While working on a PySpark assignment in cluster, I came across a requirement to install some dependency libraries from Python 3. May i know how to install libraries in cluster? If installed, will it be installed across the cluster on all executors?

Library to install: itertools

Hi @senthiljdpm,

Are you running PySpark from command line or from Jupyter? Also which version are you using?

@abhinavsingh,

I use the version Spark-2.3.1. Also, use Jupyter notebook for coding.

@abhinavsingh,

Please revert if you have any inputs on this.

Hi @senthiljdpm,

We do not have Spark-2.3.1 on the cluster.
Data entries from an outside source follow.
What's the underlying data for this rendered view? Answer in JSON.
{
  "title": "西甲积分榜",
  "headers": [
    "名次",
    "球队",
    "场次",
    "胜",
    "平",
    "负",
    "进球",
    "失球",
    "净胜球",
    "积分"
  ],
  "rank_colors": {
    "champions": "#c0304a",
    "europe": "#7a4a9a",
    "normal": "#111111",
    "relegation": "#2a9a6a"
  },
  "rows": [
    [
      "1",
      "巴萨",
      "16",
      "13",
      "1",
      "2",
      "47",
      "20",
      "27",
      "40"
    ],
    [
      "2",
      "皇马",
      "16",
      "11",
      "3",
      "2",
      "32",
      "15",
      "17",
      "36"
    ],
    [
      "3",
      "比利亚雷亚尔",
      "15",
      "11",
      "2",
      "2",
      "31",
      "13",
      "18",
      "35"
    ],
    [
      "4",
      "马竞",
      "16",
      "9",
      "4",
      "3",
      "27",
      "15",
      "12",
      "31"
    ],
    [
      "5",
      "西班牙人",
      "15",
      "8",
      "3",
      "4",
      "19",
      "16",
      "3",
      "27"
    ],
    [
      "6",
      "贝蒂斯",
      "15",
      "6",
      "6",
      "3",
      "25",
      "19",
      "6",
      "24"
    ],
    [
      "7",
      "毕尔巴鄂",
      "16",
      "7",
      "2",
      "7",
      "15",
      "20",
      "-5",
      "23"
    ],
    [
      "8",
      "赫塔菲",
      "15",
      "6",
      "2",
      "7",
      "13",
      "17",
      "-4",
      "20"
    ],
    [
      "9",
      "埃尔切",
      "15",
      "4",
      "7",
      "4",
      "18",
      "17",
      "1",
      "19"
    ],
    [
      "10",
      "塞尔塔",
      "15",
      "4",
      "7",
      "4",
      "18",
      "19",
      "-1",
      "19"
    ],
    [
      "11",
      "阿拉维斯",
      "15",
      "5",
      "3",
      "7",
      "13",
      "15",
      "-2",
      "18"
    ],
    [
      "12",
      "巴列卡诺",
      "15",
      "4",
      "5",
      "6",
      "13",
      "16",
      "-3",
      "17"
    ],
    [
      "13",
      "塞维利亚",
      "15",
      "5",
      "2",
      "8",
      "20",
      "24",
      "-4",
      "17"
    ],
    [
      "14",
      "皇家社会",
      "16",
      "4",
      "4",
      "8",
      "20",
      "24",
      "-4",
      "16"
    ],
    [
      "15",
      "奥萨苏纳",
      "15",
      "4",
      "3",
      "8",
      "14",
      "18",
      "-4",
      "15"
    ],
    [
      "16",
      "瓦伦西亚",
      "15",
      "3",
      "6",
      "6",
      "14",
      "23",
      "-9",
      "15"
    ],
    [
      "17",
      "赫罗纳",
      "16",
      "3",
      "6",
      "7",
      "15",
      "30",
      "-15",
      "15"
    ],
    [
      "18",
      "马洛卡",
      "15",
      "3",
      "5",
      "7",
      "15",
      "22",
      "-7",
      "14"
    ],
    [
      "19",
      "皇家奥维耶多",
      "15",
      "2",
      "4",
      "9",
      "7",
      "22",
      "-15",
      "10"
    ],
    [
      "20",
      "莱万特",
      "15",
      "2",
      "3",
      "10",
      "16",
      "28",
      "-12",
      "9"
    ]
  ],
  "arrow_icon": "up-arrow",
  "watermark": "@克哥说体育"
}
I am wondering how are you accessing it then on the lab.

@abhinavsingh,

I looked at the list of Spark installations and found out that 2.3.1 exists… So, accessing it through Jupyter using the following command… Please correct me if am looking at something else?

export SPARK_HOME="/usr/spark-2.3.1/"
export PYTHONPATH=$SPARK_HOME/python/:$SPARK_HOME/python/lib/py4j-0.10.7-src.zip:$SPARK_HOME/python/lib/pyspark.zip:$PYTHONPATH
export PATH=/usr/local/anaconda/bin:$PATH
jupyter notebook --no-browser --ip 0.0.0.0 --port 8888

@abhinavsingh
Any comments?

@senthiljdpm,

“itertools” is default Python library it should be available with PySpark. can you please try below command in PySpark 2.3.1 & let us know the response:

import itertools

@raviteja,

My question was more on installing Python dependency libraries in Spark Cluster. I am not sure how itertools library will help me to do this? Can you explain a bit more please?

@senthiljdpm,

Python ‘itertools’ package is for iterating data in list, dict & other complex data structures in Python.
Now to install Python dependencies for Spark Cluster, you need to install in one node & if it works then you can install them manually in all nodes & launch your PySpark programs.